By manufacturing artificial surfaces that replicated the phenomenon, the scientists were able to test its effect on pollinators, in this case foraging bumblebees. Their findings, published in the journal Nature, demonstrate that bees are able to see the blue halo and use it as a signal to locate flowers more efficiently.

The researchers recreated “blue halo” nanostructures and used them as surfaces for artificial flowers. In a “flight arena,” they tested how bumblebees responded to surfaces with and without halos. Their experiments showed that bees can perceive this difference, finding the surfaces with halos more quickly – even when both types of surfaces were colored with the same black or yellow pigment.

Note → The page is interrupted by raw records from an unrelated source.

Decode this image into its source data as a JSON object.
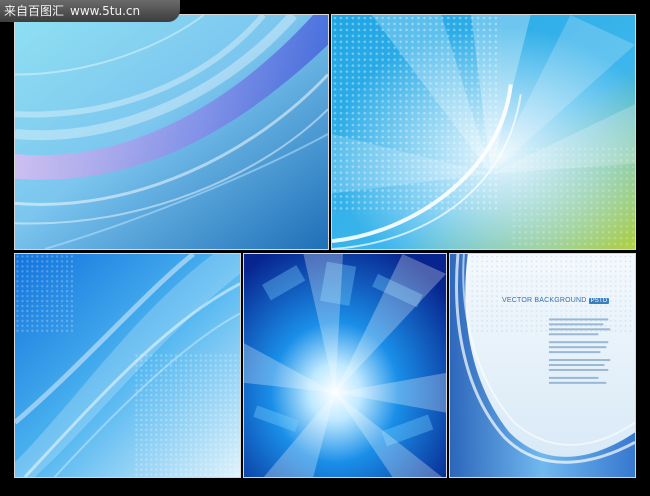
{
  "watermark": {
    "site_name": "来自百图汇",
    "site_url": "www.5tu.cn"
  },
  "panels": [
    {
      "id": "panel-1",
      "palette": [
        "#7fd0f0",
        "#c9a6ee",
        "#2f6fd0"
      ]
    },
    {
      "id": "panel-2",
      "palette": [
        "#1a9fe0",
        "#8fd0f4",
        "#b5d24a"
      ]
    },
    {
      "id": "panel-3",
      "palette": [
        "#0f6fd8",
        "#5ec4f4",
        "#d8f0fb"
      ]
    },
    {
      "id": "panel-4",
      "palette": [
        "#0a2f9a",
        "#1a8fe8",
        "#ffffff"
      ]
    },
    {
      "id": "panel-5",
      "palette": [
        "#e8f2fa",
        "#2a78d0",
        "#0d4fb0"
      ],
      "title": "VECTOR BACKGROUND",
      "badge": "PSTD"
    }
  ]
}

Using rewarding sugar solution in one type of artificial flower, and bitter quinine solution in the other, the scientists also found that bees were able to use the blue halo to learn which type of surface held a reward.

The researchers say that these findings open up new opportunities for the development of surfaces that are highly visible to pollinators, as well as exploring just how living plants control the levels of disorder on their petal surfaces.

Reference: Moyroud, E.; Wenzel, T.; Middleton, R.; Rudall, P.J.; Banks, H.; Reed, A.; Meller, G.; Killoran, P.; Westwood, M.M.; Steiner, U.; Vignolini, S.; Glover, B.J. Disorder in convergent floral nanostructures enhances signalling to bees, Nature, 2017, 550, 469.